Throughout the competition, the world-class sides of Germany, Japan and the USA were typically dominant; however individual teams were overshadowed by the overall quality of football and vibrant atmosphere. Although international stars Marta and Abby Wombach didn’t perform in the tournament, Carli Lloyd and Canadian Kadeisha Buchanan more than earned their respective awards.
Moreover, the British public witnessed an uncharacteristically valiant England side that put in performances worthy of their best ever finish in the World Cup. Led by Mark Sampson, the Lionesses merited nothing less than their 3rd position, finally breaking the Germany voodoo in the bronze-medal match. The USA’s third tournament victory has been long overdue and was ultimately well-deserved.
By James Sproston
A sport shrouded in scandal, Athletics was rocked by accusations of pervasive doping before the 2015 World Championships. The picture appears no clearer now, but the Beijing games displayed the hero/villain culture of modern day athletics.
The ever-anticipated Bolt vWs Gatlin rivalry proved the highlight, with Bolt edging both sprint events over the American who has served 2 doping violation bans. The Jamaican was then famously floored by an out-of-control segway, but there’s no evidence to link Gatlin to the accident.
Jessica Ennis-Hill returned after the birth of her first child to win her first World Heptathlon gold since 2009, and Mo Farah took home the 5000 and 10000m titles in the midst of doping allegations against his coach, Alberto Salazar.
By Gabriel Pennington
Reigning champions Australia fought off a late comeback from arch-rivals New Zealand to win their third consecutive world title in front of a home crowd.
Aussie shooter Caitlin Bassett’s goal in the final minute of the game sealed the Diamond’s 11th World Cup with a 58-55 advantage.
However, in a tournament where Trans-Tasman dominance has seen only one other team win the Cup in its 52-year history, the progress from nations such as England, Jamaica and South Africa, who took 3rd, 4th and 5th positions respectively, could signal a serious challenge against the two powerhouses of the game in the not-so-distant future.
By Anna Woodberry
In a season dominated by debates over tyres and engines, an impervious Lewis Hamilton has mounted an incredible 302 points. After two consecutive wins, his Mercedes team now have their second constructor’s championship in a row.
Meanwhile team-mate Rosberg has slipped to third in the championship following a DNF in Sochi, resulting in Vettel taking second in the race and the standings.
Also in Sochi, the two Finns Raikkonen and Bottas were both involved in a last lap incident, leaving the former with a 30-second penalty, putting him in 8th place. While the latter crashed out, meaning the impressive Perez grabbed 3rd place.
By Tom Shrimplin
The 2015 Championships proved a top test for the world’s greatest players. Favourites Novak Djokovic and Serena Williams took the men’s and women’s title, but faced fierce opposition throughout.

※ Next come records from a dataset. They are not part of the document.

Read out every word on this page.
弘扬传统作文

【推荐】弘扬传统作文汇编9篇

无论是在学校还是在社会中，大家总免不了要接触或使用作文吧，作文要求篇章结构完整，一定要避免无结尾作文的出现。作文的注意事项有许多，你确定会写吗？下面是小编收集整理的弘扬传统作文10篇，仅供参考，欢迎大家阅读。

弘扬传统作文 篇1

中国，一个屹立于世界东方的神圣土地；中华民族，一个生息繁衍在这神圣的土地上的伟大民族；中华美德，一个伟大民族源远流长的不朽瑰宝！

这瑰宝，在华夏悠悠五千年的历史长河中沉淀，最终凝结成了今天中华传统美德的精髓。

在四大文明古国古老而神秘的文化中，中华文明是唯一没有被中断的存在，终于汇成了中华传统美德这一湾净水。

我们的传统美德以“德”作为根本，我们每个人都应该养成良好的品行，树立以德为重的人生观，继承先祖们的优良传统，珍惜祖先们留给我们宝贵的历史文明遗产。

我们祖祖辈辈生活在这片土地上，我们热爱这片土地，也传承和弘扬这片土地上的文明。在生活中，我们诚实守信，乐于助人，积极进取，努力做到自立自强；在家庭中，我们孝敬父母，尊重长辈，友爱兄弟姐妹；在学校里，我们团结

The Serbian endured a marathon 4th round encounter with Kevin Anderson, and out-muscled Roger Federer in a repeat of the 2014 final.
Williams’ shot at the title seemed in doubt after a lack-lustre performance against Heather Watson, but won the ‘Serena-Slam’ by claiming her 4th major in succession.
Home favourite Andy Murray cruised through the first week of matches before finally being undone in the semi finals by the classy Federer.